Q: Is there a difference between a servant and a bond-servant?

Wednesday, 18 March 2015 16:40


Is there a difference between a "servant" and a "bond-servant"? I've read many different explanations, some even contradicting other definitions. I've read mostly that a "servant" is synonymous for 'slave' (one taken as a slave) and a "bond-servant" is one who has chosen to stay with his/her master by choice. I see throughout the New Testament where the Apostles will introduce themselves as "servants" in one version of the Bible and "bond-servants" in another version of the Bible. I've also read that there is no difference between the two... they're both 'slaves', but then I read, Colossians 4:7 (NASB) that reads, "As to all my affairs, Tychicus, our beloved brother and faithful servant and fellow bond-servant in the Lord". So, I was wondering if you could clarify the two.


greek alphabetA better question is whether there is a significant difference of meaning in the Greek between a doulos and a diakonos. The answer is that they have a fairly different connotation. The term doulos is a stronger term which can mean slave or servant, depending on the context. The word suggests a strongly subservient position, either voluntary or by choice. The word diakonos means servant, which may mean a literal servant/employee or a person who acts as a servant, but is not, technically a servant. It has a much weaker implication of being positionally under the person being served. When we say in English that so and so in the church is a "servant" we almost always would translate this as a diakonos, not as a doulos. Yet, the New Testament often has people declaring themselves doulos of Christ or of one another.

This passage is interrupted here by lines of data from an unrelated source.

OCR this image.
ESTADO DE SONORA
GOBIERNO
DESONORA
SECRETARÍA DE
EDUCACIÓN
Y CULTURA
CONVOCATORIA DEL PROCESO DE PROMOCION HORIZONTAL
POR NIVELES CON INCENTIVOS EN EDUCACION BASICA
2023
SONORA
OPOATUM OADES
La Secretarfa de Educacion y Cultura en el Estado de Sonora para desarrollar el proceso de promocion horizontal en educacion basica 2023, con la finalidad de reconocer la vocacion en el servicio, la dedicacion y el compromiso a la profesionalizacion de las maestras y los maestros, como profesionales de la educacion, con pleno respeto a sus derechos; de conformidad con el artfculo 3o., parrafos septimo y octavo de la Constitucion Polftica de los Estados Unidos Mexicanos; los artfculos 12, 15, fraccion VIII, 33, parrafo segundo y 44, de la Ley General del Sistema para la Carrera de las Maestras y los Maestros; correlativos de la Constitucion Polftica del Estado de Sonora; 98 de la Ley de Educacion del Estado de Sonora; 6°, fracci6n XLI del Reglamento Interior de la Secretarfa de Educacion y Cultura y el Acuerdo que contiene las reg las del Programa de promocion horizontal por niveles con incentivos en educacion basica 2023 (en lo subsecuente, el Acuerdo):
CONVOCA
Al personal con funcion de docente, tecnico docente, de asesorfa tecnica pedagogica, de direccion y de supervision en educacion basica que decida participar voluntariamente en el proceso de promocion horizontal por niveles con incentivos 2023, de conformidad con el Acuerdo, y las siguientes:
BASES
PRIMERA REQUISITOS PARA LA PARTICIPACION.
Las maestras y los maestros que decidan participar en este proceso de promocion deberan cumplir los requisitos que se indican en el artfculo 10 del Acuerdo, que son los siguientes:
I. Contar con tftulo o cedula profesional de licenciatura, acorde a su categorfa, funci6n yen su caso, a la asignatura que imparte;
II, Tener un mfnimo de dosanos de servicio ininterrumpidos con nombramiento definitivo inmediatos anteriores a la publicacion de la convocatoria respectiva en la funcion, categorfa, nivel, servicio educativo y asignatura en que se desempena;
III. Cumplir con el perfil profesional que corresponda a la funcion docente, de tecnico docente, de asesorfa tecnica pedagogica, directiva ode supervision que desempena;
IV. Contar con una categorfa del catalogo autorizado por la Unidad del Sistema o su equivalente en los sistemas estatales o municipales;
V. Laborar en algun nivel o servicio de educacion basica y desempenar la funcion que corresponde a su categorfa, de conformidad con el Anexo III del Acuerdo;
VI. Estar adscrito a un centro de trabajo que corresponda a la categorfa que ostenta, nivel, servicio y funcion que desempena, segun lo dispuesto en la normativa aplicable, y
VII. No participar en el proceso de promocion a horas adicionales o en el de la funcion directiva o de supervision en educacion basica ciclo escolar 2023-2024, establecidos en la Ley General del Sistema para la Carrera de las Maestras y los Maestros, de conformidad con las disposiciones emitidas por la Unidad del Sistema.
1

In Colossians 4:16, both words are used. Paul says that Tychicus, first is a diakonos--one who serves, probably in reference to his being a servant of the church (not necessarily having the position of deacon, but possibly having that position). Second, he is a fellow slave of Christ in his work with Paul.

Tychicus is a servant of the church and a slave of Christ (along with Paul), to put it into fairly literal English.

By the way, the word fellow is not in the Greek. It is inserted in Colossians 4:7 to make it more readable. The word "fellow" is added in the NIV to help readers realize that he is talking about his relationship with Tychicus as slaves together in Christ.

The words diakonos and its variants and doulos and its variants are used quite a bit in the New Testament and their range of meaning varies according to context. In our attitude we can be a doulos of one another or a diakonos of one another, depending on the context.

So, whoever said there is no difference of meaning between the two words is wrong. What can be said is that doulos can be translated as either servant or slave. In English the difference in meaning between servant and slave is cavernous. In Greek society, the difference between servant and slave was smaller. This is why a single word in Greek can be translated as two words in English which it is hard to imagine could be used for the same word in Greek. It could be that when you heard that something is like something, it may have been someone saying that in Greek slave and servant have (nearly) the same meaning.